Your degree not only confers upon you a mark of your expertise in a subject area, it also ushers you into a community of scholars and professionals who study and/or work in that subject area. In fact, it is that community which determines what goes into your degree, and recognizes your degree as a mark of your expertise. Without the community, your degree would not mean much!

Disciplinary Cultures and Worldviews

Each discipline has the same goal: knowledge. But because areas of study differ, the raw data and methods used to uncover that knowledge can vary quite a bit. For some disciplines raw data comes from direct observations, for other disciplines data may be collected by looking at artifacts or writings, and for others yet raw data may come from abstractions of logic. Each discipline has their own methodology for how that raw data is pieced together into new knowledge. This in turn influences the way that each discipline perceives the world. In other words, disciplines have their own unique cultures, even their own worldview! 

Remember, a worldview is the set of presuppositions, beliefs, and values about the fundamental nature of reality, which provides a framework for how we interpret and interact with the world. It's the lens through which we look at reality. It's not only people who have worldviews, but also institutions, organizations—any community. 

The shared culture of a discipline influences the assumptions, attitudes, ways of thinking, and values through which the discipline's members process knowledge. For example, the disciplinary community chooses which voices are deemed worth listening to, and which markers define who receives that recognition. A degree is one marker. Publishing in a scholarly journal is another. But there may also be markers which are unspoken. A scholar who has been mentioned favorably by a major figure might be seen as more authoritative, for example, while one who expresses ideas which go against current disciplinary assumptions might be seen as less important and less deserving of being listened to. It is imaginable that these disciplinary markers create both positive self-regulation and negative silences. Each discipline has its own biases.

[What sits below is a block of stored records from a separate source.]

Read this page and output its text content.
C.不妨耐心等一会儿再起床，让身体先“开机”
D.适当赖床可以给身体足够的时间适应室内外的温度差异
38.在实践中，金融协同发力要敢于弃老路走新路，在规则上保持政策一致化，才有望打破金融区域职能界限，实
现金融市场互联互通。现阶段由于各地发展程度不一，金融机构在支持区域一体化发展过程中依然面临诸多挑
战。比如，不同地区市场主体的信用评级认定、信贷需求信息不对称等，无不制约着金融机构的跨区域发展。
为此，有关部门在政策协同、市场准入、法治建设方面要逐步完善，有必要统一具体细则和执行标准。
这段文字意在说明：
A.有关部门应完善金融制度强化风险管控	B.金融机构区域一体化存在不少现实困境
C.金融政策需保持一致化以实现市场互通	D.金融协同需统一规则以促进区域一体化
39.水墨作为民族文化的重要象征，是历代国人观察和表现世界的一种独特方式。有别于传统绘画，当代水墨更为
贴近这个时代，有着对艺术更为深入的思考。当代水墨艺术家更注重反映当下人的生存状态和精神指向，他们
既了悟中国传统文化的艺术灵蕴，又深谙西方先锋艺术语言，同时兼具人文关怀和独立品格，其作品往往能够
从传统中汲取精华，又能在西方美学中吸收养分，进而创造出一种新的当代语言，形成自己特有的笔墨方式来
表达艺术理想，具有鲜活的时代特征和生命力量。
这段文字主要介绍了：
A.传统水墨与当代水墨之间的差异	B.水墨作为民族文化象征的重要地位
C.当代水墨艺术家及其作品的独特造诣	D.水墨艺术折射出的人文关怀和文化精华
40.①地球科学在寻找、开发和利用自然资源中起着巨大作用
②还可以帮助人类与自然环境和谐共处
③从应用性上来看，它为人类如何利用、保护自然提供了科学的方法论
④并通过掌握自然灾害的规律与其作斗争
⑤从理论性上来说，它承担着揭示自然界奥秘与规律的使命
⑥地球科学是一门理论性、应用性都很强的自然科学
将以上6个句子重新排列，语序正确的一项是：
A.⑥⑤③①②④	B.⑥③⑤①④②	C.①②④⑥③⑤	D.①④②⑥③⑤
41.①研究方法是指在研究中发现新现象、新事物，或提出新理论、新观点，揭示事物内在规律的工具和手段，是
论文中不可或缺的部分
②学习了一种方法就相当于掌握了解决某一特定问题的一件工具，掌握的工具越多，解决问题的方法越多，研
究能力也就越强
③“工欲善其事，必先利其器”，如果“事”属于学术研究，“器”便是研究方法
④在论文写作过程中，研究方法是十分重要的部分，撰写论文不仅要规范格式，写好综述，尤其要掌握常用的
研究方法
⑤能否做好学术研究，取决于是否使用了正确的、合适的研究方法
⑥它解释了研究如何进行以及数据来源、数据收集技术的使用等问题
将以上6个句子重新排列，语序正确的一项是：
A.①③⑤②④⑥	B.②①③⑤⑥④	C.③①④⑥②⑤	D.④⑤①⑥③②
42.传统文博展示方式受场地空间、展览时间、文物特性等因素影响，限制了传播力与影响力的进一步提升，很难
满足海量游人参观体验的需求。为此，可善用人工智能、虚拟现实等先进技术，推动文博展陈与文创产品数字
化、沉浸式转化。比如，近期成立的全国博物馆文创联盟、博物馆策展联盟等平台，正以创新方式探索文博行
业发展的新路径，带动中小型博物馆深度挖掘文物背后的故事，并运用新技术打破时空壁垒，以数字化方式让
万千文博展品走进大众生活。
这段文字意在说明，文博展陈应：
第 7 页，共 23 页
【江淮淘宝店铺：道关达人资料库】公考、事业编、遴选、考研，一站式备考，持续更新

Even with these imperfections, disciplinary communities establish cohesive norms which allow for patterns to develop across each individual field. When new individuals join a discipline, the disciplinary culture works to shape them. As students, you are actively learning how your chosen discipline views the essence, creation, and communication of knowledge. 

The Silo Problem

While having unique disciplines strengthens the depth of engagement with a topic, the resulting methodologies don't always encourage dialogue between them. Disciplines train participants to use specific language, conceptualization, and standards to maintain consistency within their practice, but these things don't consistently translate well between learning communities. This can lead to gaps in the knowledge generated, redundancy, and misunderstanding. People need to make a conscientious choice to engage with one another, preventing silos from forming in the first place. 

A hand-drawn cartoon depicts a "silo situation" where people work in isolated, multi-story columns, unable to interact with those in other columns

Information literacy can help address these silos. Information literacy is an interdisciplinary practice, and the library is a connection point for all areas of study. 

An old-fashioned newspaper comic style, black and white drawing depicting a central, domed Library building that acts as the solution to research silos. Bridges connect the towers surrounding the library to it while contributing waterfalls into a shared pool of information. The caption reads: Silo Solution.

Additional Communities

Your academic discipline is not the only community of information that you belong to! You belong to many communities, both in real life and online—family, religion, teams, extra-curricular groups, gaming groups, social media groups, and so on. Each of those communities has its own perspectives, which influence their members' worldview and ways of processing information. And each community has its own qualifications for who is recognized as being able to speak knowledgeably or with authority, whose voices are deemed important . . . and whose are not.